An autonomous robot swarm has self-organized by acting like natural cells
Hundreds of tiny robots have been made to work as a team, inspired by the biological principles of self-organization.
The study: Researchers have managed to get swarms of 300 robots to self-organize without following a preset pattern. The only programming each coin-size robot received was some basic rules on how to communicate—via infrared—with its neighbors.
Inspiration: The robots were programmed to act like cells in a tissue. Those genetic rules mimic the system responsible for so-called Turing patterns in nature, such as a leopard’s spots.
What’s new: Of course, this isn’t the first artificial robot “swarm.” However, past swarms have had their final shape predefined by researchers. “What’s fascinating is there is no master plan; these shapes emerge as a result of simple interactions between the robots,” says Sabine Hauert from Bristol University’s robotics lab, who was part of the study.

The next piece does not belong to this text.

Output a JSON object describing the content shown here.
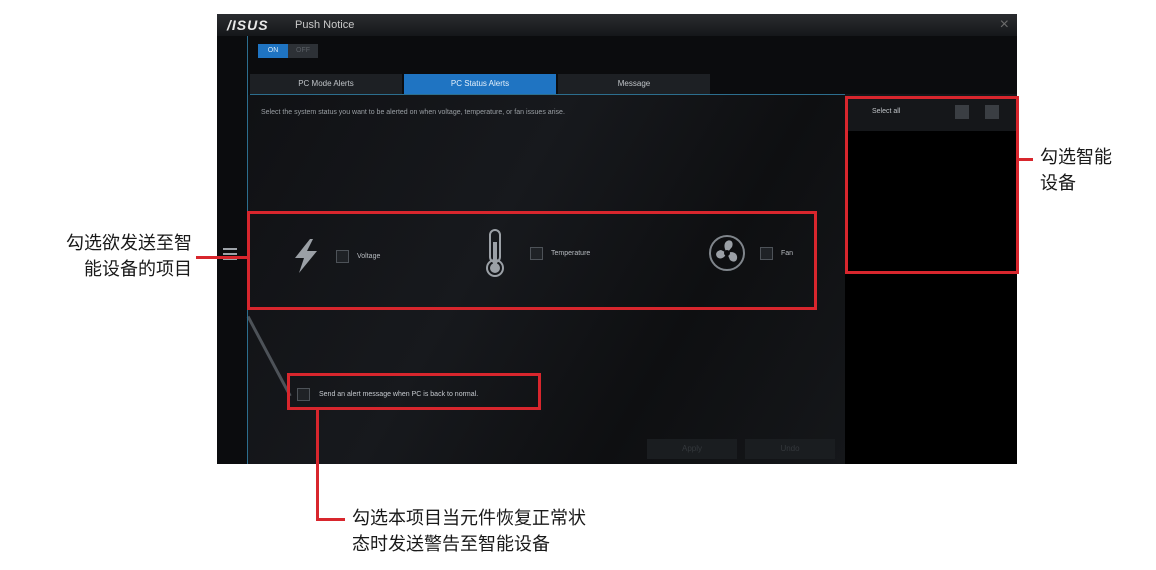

Early days: This is just a proof of concept (and the rather amorphous blobs the robots ended up in don’t look like much) but they're the first steps towards something rather exciting. “The swarms are adaptable, dynamic, and robust, so damage means robots can just re-swarm into new areas,” says James Sharpe, who led the project from Barcelona’s Institute of Science and Technology. The work was published in the journal Science Robotics today.
Potential applications: It isn’t too much of a stretch to see how thousands of tiny robots could help form shapes to explore a disaster environment after an earthquake, or perhaps sculpt themselves into a 3D structures such as a temporary bridge. However, there’s still a long way to go before we see such swarms outside the lab.